An assurance from the Vatican circles that the fixity of the Jewish Sabbath as the seventh day of the week would not be affected by the projected calendar reform which will be brought before the Ecumenical Council for discussion was received here today by the Israeli Committee to Combat Calendar Reform. Only the coordination of the dates of the Catholic Easter and the Greek Orthodox Easter will be discussed by the Council, it was indicated.
The projected World Calendar which is to be discussed by the Ecumenical Council at the Vatican in October, had originally envisaged a 13-month year, each month with four weeks and with one “world day” each year, which would not have been reckoned as an ordinary day of the week.
As a result of the extra day, the Jewish Sabbath, recurring every seven days, would after one year occur on a Friday, and in subsequent years fall one day earlier.

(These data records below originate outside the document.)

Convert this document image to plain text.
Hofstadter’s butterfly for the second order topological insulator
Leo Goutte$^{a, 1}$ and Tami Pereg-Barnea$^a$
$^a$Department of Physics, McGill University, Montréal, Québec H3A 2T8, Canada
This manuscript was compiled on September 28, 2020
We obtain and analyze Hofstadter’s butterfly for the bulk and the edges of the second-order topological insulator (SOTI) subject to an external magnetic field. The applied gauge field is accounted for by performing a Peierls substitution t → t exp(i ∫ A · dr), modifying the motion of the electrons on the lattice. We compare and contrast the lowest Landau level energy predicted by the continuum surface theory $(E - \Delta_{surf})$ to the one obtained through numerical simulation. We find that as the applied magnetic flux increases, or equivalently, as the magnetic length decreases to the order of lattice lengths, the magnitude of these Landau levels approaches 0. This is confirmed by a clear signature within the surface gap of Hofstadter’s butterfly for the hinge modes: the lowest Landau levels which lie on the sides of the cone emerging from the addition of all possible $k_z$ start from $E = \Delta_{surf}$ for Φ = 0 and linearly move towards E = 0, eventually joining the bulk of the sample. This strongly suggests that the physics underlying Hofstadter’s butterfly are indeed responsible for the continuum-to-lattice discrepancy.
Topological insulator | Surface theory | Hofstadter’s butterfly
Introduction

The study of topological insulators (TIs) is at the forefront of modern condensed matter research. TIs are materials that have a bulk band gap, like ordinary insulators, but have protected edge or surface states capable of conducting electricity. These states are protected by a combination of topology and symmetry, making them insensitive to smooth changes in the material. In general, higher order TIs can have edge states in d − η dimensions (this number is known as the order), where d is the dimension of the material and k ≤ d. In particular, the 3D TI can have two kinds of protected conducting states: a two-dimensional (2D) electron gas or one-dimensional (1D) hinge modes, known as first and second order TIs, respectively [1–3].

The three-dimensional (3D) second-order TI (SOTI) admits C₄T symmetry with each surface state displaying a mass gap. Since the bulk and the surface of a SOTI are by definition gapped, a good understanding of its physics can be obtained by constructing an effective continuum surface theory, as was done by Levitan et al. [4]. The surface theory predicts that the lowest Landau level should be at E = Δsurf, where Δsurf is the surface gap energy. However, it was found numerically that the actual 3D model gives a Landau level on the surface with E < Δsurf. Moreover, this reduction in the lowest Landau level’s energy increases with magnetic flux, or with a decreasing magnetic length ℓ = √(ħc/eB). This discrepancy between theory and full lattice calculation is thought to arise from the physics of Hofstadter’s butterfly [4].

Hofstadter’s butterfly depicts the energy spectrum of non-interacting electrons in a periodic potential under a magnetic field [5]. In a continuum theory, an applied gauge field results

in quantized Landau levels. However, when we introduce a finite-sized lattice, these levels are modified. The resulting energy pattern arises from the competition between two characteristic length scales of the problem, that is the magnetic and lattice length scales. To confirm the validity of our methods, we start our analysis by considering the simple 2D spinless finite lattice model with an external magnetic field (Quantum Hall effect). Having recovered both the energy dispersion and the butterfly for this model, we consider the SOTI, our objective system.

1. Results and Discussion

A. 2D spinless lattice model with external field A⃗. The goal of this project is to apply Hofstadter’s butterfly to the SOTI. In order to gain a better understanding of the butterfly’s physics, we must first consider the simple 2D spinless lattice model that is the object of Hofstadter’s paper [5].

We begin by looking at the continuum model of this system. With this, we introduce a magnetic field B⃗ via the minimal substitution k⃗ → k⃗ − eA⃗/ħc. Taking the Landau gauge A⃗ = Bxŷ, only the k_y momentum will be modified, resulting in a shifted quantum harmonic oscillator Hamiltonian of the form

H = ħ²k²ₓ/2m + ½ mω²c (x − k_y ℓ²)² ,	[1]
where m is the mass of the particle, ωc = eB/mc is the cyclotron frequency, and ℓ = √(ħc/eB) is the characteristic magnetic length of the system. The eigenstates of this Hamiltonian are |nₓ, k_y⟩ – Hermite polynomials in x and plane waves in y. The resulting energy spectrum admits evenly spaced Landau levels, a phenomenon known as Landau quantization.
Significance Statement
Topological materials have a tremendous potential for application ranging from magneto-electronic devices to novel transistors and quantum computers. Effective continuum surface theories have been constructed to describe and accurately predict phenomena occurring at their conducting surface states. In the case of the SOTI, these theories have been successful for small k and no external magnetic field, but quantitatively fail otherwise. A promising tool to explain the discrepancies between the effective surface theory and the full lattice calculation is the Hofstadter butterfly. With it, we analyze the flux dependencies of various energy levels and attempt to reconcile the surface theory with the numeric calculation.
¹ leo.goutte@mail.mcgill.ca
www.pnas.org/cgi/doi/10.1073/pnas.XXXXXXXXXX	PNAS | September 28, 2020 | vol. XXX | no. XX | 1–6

The Chief Rabbinate of Israel, concerned with the effect that this would have on the observance of the traditional seventh day as the Jewish day of rest, set up a special committee enjoined to combat any reform of the calendar which might tend to alter the fixity of the Sabbath.
The technical expert was a Jerusalemite, Zvi Wahl, an authority on the Julian, Gregorian, Moslem and Hebrew calendars who submitted alternative proposals to the Ecumenical Council and to the United Nations. His proposals would achieve a universal calendar without affecting the fixity of the Sabbath.
He provided the Vatican with a detailed table for a permanent Easter which could be celebrated universally by all the churches. According to advice received today by the Israeli Committee to Combat Calendar Reform, the Greek Orthodox (Pravoslav) Church has agreed to accept a fixed date for Easter in accordance with the recommendations of the Ecumenical Council.